The rest of the speech was heartfelt, funny and nuanced. Styles knows that someone like him doesn’t fit the ‘acceptable’ path for Radiohead devotion - reminding those in the room he was born a year after their first album (cue gasps - wasn’t that only 15 years ago?), and spelling out the influence Radiohead had on him as an artist and a fan.
“For so many of us, he lives atop this magical musical mountain that we’re all attempting to climb”, Styles said of Yorke.
And later, “Without Exit Music, there would be no Watermelon Sugar. Imagine that, a world without that song … doesn’t bear thinking about.”
Styles delivered the line with delicious, ambiguous emphasis - fully aware of the apparent farce of bringing those two songs together. Except, why should it be so ridiculous?
Why should it be unimaginable that Radiohead’s anthem from mega-album, OK Computer, could inspire Styles' anthem from his mega-album, Fine Line?
In that pause, no doubt, gatekeepers of all types got up to sharpen their pitchforks.
“How very dare you connect these, you pop… pop…. pop… THING”*
*I imagine that’s what they were thinking - they might have different words than ‘thing’, but I’m sure they were all very short words.
If the comparison between Radiohead’s work and Styles’ work upsets you, maybe think about why. And if it helps, it hasn’t upset Thom Yorke. Styles described first meeting him and despite being worried Yorke might “be mean to me, and then I may never emotionally recover”, instead he detailed how Yorke was “light, friendly and kind.”
Again, the story was not about one megastar meeting another, but one fan meeting a hero.

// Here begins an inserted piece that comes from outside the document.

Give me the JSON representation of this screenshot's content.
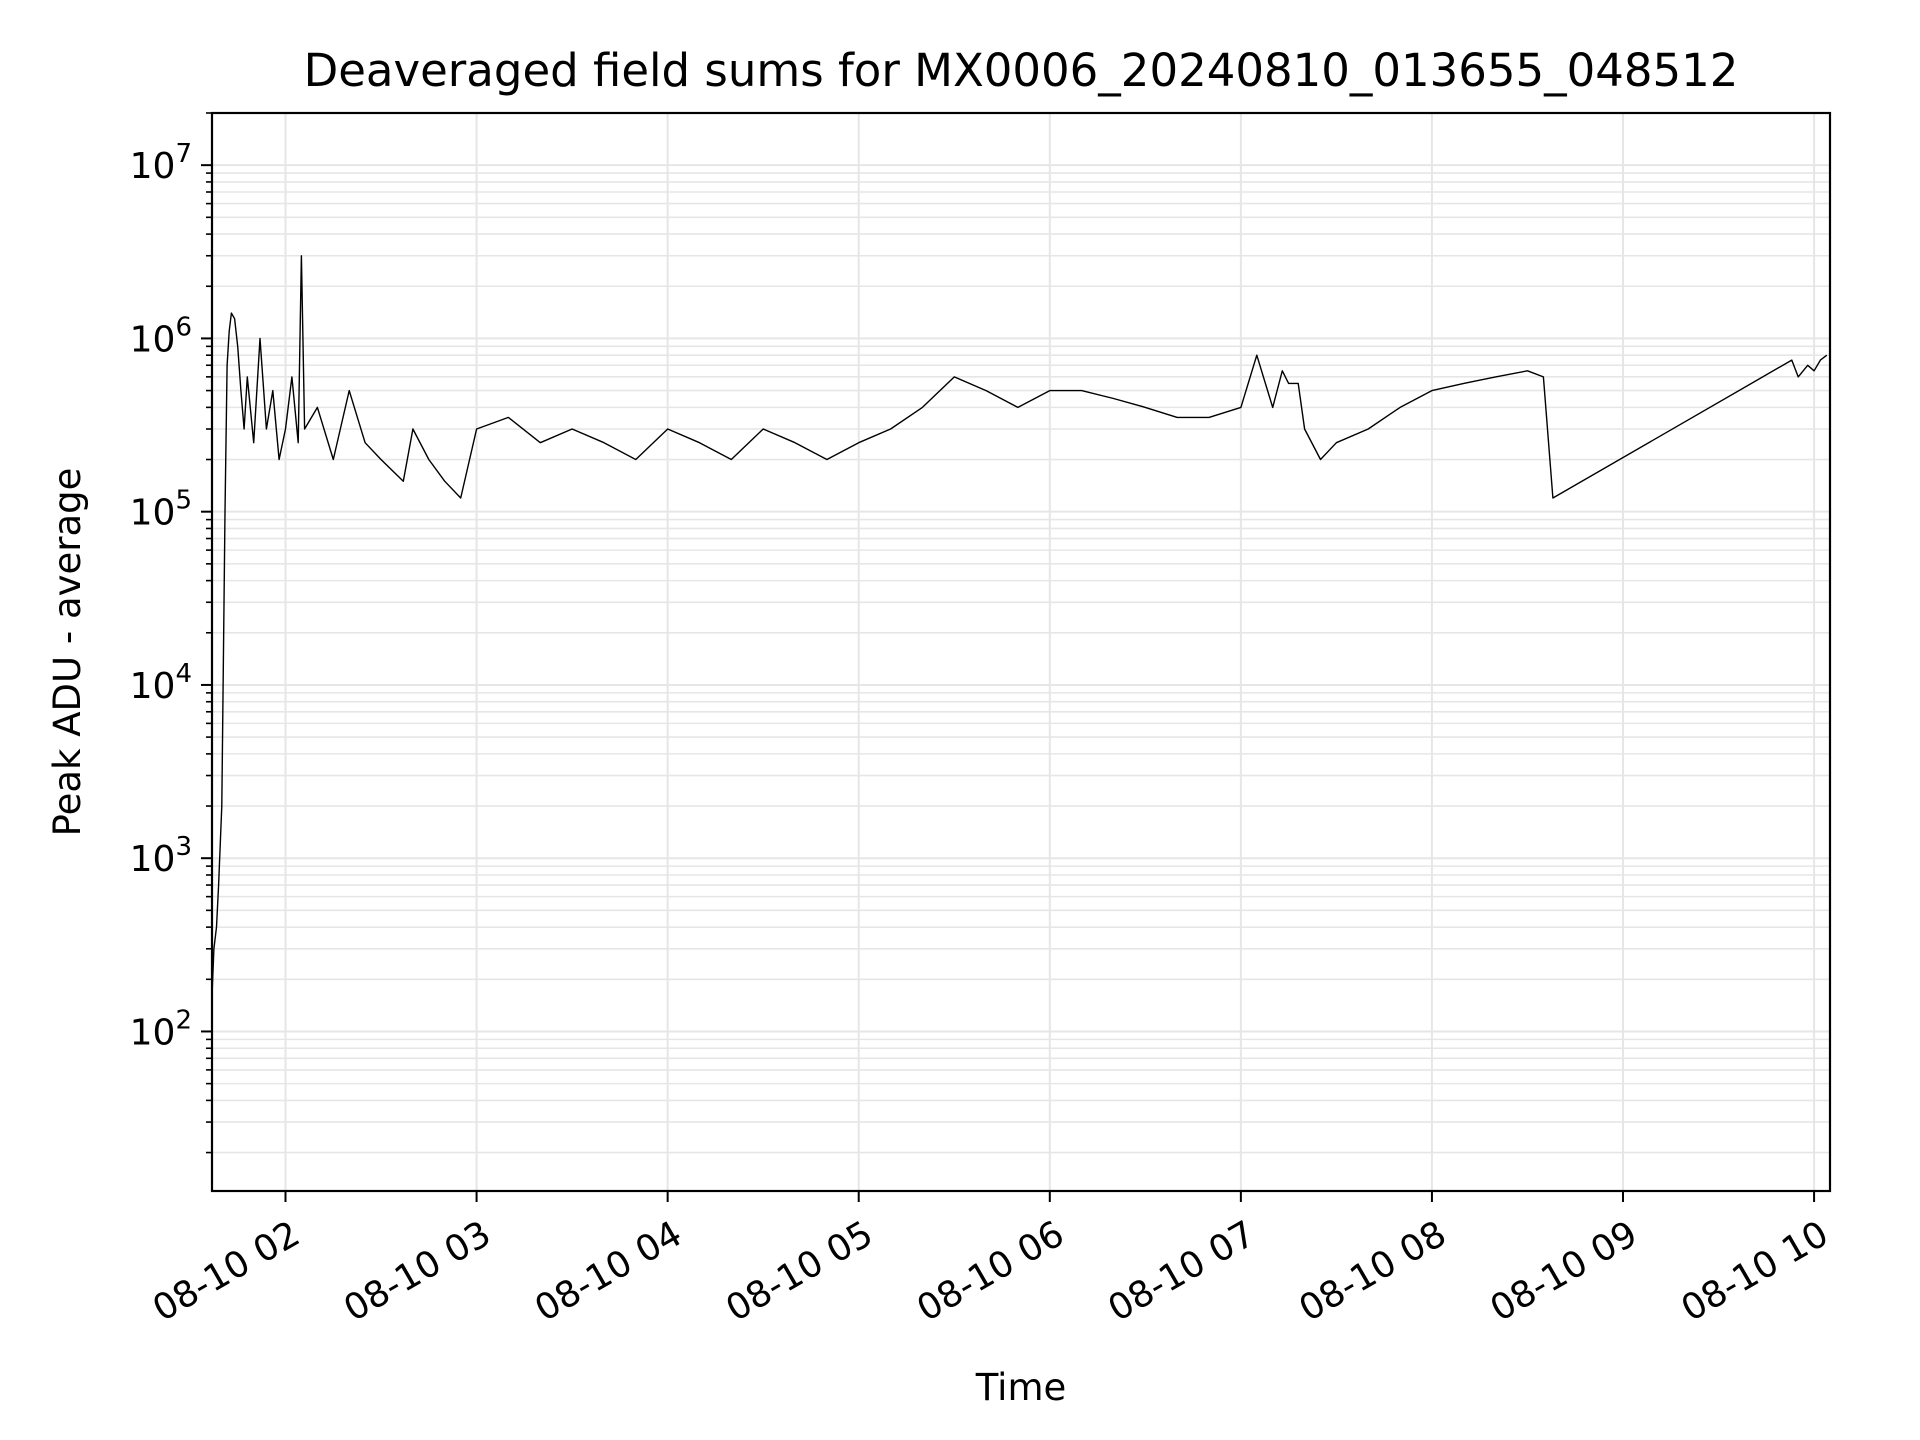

And that hero holding that space, and being just a nice human in return.
The comparison, or suggestion, that Radiohead and Harry Styles somehow shouldn’t exist in the same orbit reminds me of the Nick Cave/Kylie Minogue anomaly that still seems to puzzle so many.
Even Nick Cave still seems surprised by it, saying in the recent Kylie Netflix documentary about their pairing that they were opposites because “she had everything but credibility, and I had credibility but nothing else.”
Ah, credibility. And there it is.
What even is credibility? Who gets to decide whose taste is more worthy than someone else’s taste?
And more to the point, who gets to say that one artist’s fans are worth more than another artist’s?
This premise of musical value is what much of the music industry is based on. In the analogue music world, it was a divide that played out in record stores and radio stations according to genre - turn left in the shop or on the dial if you were THIS kind of fan; turn right if you were THAT kind of fan. Like it all? Sorry, surely that’s not possible. Make a choice, pick a lane, stick to it.
In the digital world, division has gotten even worse as algorithms increasingly tell you what type of fan you are. Not what you should be, but what you are. Unless you already know the name of a new artist in a genre outside that deemed yours by the machine, your chances of finding them are so much smaller than they once were.
Of course - fans of music, lots of different types of music, of both Exit Music and Watermelon Sugar do exist. For all the snark of those likely poo-pooing the comparisons and laughing AT Styles, I hope there are many more discovering one, or both, for the same time as a result of the speech: bridging a musical divide that had no reason to exist in the first place.
Styles ended the speech by declaring that Radiohead is his favourite band. And why should you care?
You should care because two artists who no algorithm would easily pair were brought together by human experience. A recommendation from an older sibling. Supported by a cool Uncle. A little pilot light that once lit has continued to fire.
It also doesn’t matter if you prefer Exit Music over Watermelon Sugar, or the other way around.
Personally, my preference depends on the context - like whether to have ice cream in the winter just to lean in, or eat baked beans at a fancy restaurant to be just a bit defiant.
What you should care about is that music continues to influence us in apparently unlikely and glorious ways.
Also, if you try to sing the words to Watermelon Sugar while Exit Music is on, it does kind of fit—a delightful discovery.